Editorial

The modern treatment of aortic valve disease is rapidly changing with significant emphasis on collaborative approaches to the decision-making around cardiac care. The Heart Team model of care has therefore been endorsed by major cardiological societies to be the standard of care, but to date [1] there are no clear guidelines on its composition. This is particularly important if one where to consider that vascular access has evolved as a critical component for transcatheter aortic valve replacement (TAVR) feasibility and success. It is currently accepted that the best outcomes are derived from TAVR when performed transfemorally when compared to alternate access sites [2]. Despite excellent outcomes in TAVR, there remains significant risk of complications, in particular related to the vascular access with more than 30% of patients with significant peripheral vascular disease (PVD) and vascular complications often reported in more than 10% of patients [3].

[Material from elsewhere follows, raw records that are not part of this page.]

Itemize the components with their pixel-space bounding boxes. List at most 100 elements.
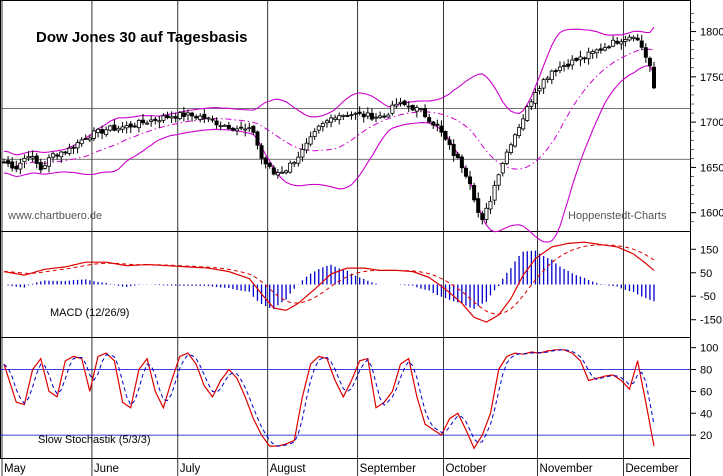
candle-body (173, 116, 178, 119)
candle-body (259, 145, 264, 159)
candle-body (59, 151, 64, 158)
candle-body (374, 116, 379, 119)
candle-body (615, 40, 620, 44)
candle-body (71, 146, 76, 149)
candle-body (488, 200, 493, 210)
candle-body (153, 118, 158, 121)
candle-body (418, 108, 423, 111)
candle-body (312, 131, 317, 137)
candle-body (353, 112, 358, 115)
stochastic-tick-label: 40 (700, 408, 712, 420)
candle-body (308, 136, 313, 145)
candle-body (157, 120, 162, 123)
candle-body (435, 123, 440, 126)
candle-body (410, 105, 415, 111)
candle-body (181, 112, 186, 117)
month-label: July (180, 463, 201, 475)
candle-body (165, 115, 170, 119)
candle-body (345, 115, 350, 117)
stochastic-tick-label: 20 (700, 430, 712, 442)
macd-tick-label: -50 (700, 291, 716, 303)
candle-body (504, 151, 509, 164)
price-tick-label: 18000 (700, 27, 723, 39)
candle-body (226, 124, 231, 130)
candle-body (361, 113, 366, 118)
candle-body (316, 125, 321, 131)
candle-body (553, 70, 558, 72)
candle-body (67, 147, 72, 154)
candle-body (55, 154, 60, 157)
candle-body (10, 161, 15, 169)
candle-body (46, 157, 51, 167)
candle-body (443, 131, 448, 140)
month-label: December (625, 463, 678, 475)
candle-body (582, 57, 587, 60)
candle-body (63, 151, 68, 154)
candle-body (275, 172, 280, 176)
candle-body (594, 49, 599, 54)
candle-body (590, 51, 595, 55)
stochastic-tick-label: 80 (700, 365, 712, 377)
candle-body (169, 116, 174, 119)
candle-body (476, 198, 481, 213)
candle-body (545, 77, 550, 80)
candle-body (406, 105, 411, 108)
candle-body (329, 117, 334, 123)
candle-body (496, 174, 501, 186)
candle-body (279, 171, 284, 174)
candle-body (128, 123, 133, 128)
month-label: May (4, 463, 26, 475)
candle-body (267, 162, 272, 167)
candle-body (652, 66, 657, 89)
candle-body (394, 103, 399, 107)
candle-body (87, 137, 92, 141)
candle-body (271, 167, 276, 175)
month-label: August (270, 463, 307, 475)
macd-tick-label: 150 (700, 244, 718, 256)
price-tick-label: 17000 (700, 117, 723, 129)
candle-body (235, 128, 240, 132)
candle-body (402, 100, 407, 106)
candles (2, 33, 657, 225)
candle-body (639, 40, 644, 48)
candle-body (423, 108, 428, 117)
candle-body (357, 111, 362, 114)
candle-body (18, 162, 23, 170)
candle-body (100, 129, 105, 134)
candle-body (263, 157, 268, 165)
candle-body (38, 162, 43, 171)
macd-tick-label: 50 (700, 268, 712, 280)
candle-body (455, 153, 460, 159)
candle-body (341, 114, 346, 117)
candle-body (570, 59, 575, 66)
candle-body (459, 156, 464, 169)
candle-body (378, 115, 383, 119)
candle-body (288, 162, 293, 173)
moving-average (3, 48, 655, 170)
candle-body (112, 124, 117, 131)
candle-body (108, 125, 113, 131)
candle-body (566, 63, 571, 67)
candle-body (292, 162, 297, 165)
price-tick-label: 16500 (700, 162, 723, 174)
chart-stage: 16000 16500 17000 17500 18000 150 50 -50 -150 100… (0, 0, 723, 476)
candle-body (185, 112, 190, 116)
candle-body (202, 113, 207, 120)
candle-body (607, 46, 612, 49)
candle-body (210, 118, 215, 121)
y-axis-ticks: 16000 16500 17000 17500 18000 150 50 -50 -150 100… (690, 13, 723, 442)
candle-body (578, 56, 583, 61)
candle-body (627, 36, 632, 41)
candle-body (83, 138, 88, 140)
month-gridlines (1, 0, 691, 476)
x-axis-month-labels: May June July August September October Novembe… (4, 463, 679, 475)
candle-body (623, 39, 628, 42)
candle-body (508, 144, 513, 153)
candle-body (349, 114, 354, 117)
candle-body (251, 125, 256, 133)
candle-body (586, 51, 591, 60)
candle-body (206, 117, 211, 120)
candle-body (472, 185, 477, 201)
stochastic-panel-label: Slow Stochastik (5/3/3) (38, 434, 151, 446)
stochastic-tick-label: 100 (700, 343, 718, 355)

Given the importance of vascular access, we believe that interventional radiologists bring a unique set of expertise to a TAVR Heart Team based on their expertise in peripheral vascular disease therapies. This explains why at the New Brunswick Heart Centre (NBHC) our TAVR program has always included interventional radiology, interventional cardiology, and cardiac surgery as team members. Since 2010, more than 400 TAVR procedures have been performed with excellent outcomes and an overall mortality rate of 1.5%. During that time, our TAVR program has evolved significantly by adopting increasingly less invasive approach to patients undergoing TAVR as demonstrated by our adoption of percutaneous approach and conscious sedation. There are to the best of our knowledge few centers where interventional radiology plays such a critical role in the Heart Team. Their expertise has been essential in our gradual transition to a 100% percutaneous transfemoral approach. This is in spite of 35% of patients with significant known PVD and a significant proportion having small access vessels (26% ≤ 7 mm). We also reported a 1.2% major vascular complication rate, which compares favorably to other large series [4].

Interventional radiologists have in many institutions been key clinicians involved in the management of peripheral vascular disease. This explains at least in part why interventional radiologists have proved to be invaluable members of our TAVR team. Overall, we have developed a system in which TAVR procedures are performed in a collaborative manner and where all team members are valued. Critical decisions have not relied on a single individual but instead on overall consensus. We argue that the New Brunswick Heart Centre TAVR Team is an example of a well-functioning “Heart Team” and stands in contrast to programs in which outcomes are highly dependent on the team leader rather than a shared responsibility model. Our shared responsibility model promotes respect and understanding of the extensive experience and complementary skills of each member. We believe that our team composition will be particularly critical as TAVR indications are expanding into lower risk patients in which the margin for error or complications will be lower. There are important qualities and experience that can be gained from interventional radiologist who does peripheral vascular interventions as part of their daily work, which is difficult to measure or quantify. It is important to note that this does not mean that all centers should adopt our approach or that interventional radiology should become the standard of care, but it does point out key features of teamwork that are increasingly being recognized and have been difficult to define and implement in medicine [5].